Imagine this interview with the Teacher upon exiting the Testing Center.
Teacher: “Well done, thou good and faithful servant. Your Test paper is perfect!”
Student: “Perfect? No, not perfect. I made many mistakes.”
Teacher: “That may be, but there is no need to talk about them ever again. I will never bring them up.”
Student: “But certainly such answers must have been marked wrong.”
Teacher: “Look carefully. The paper has no red marks at all.”
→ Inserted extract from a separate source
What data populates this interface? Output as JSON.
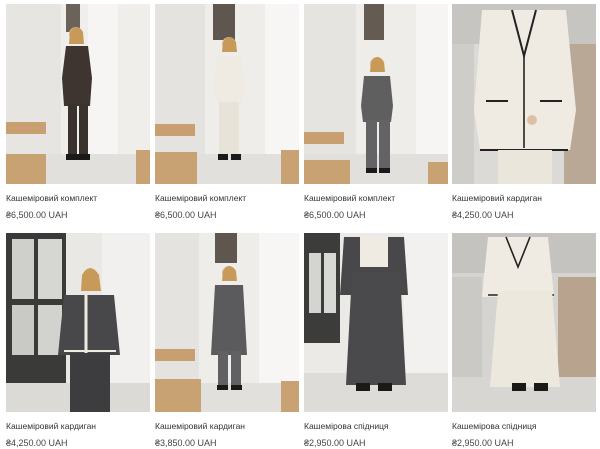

Student: “Yes, I see that it is perfectly white. But you must be aware of the errors and lapses in my answers.”
Teacher: “As a matter of fact, I do not remember any of them. Not any at all. Congratulations on having graduated with honors.”
The preceding is Rule # 12 of Ted Gibbons’ series on how to pass the Test of Life. It comes from his book, ‘This Life is a Test.’ If you would like to get your own e-copy of the entire book, send $5.00 to the PayPal account of ly**********@ya***.com. Please choose the PayPal option “Friends and Family.” We will email you an e-copy of the book.
CharlieSeptember 26, 2018
I would like to read an authoritative, i.e. from the prophet, statement about how the Lord will repair all the damage done by serious sin, the kind that destroys eternal families. I have numerous LDS friends, some raised in devout homes, who married and divorced multiple times before being diagnosed with mental illness. Even on the best medication we have available they have continued to marry and divorce, just not as frequently. They have numerous children, sometimes with numerous spouses and sometimes with men they never married. The children would like to be with their father's, something not possible according to our current interpretation of dealings, where the woman must choose one husband of her many. I see so much despair in these situations and no answers except all will be well. Joseph Smith did not leave the parents of deceased children to mourn without hope. Why are we?
JoeySeptember 24, 2018
A thought - my husband was mentally ill and not responsible. I can assign blame.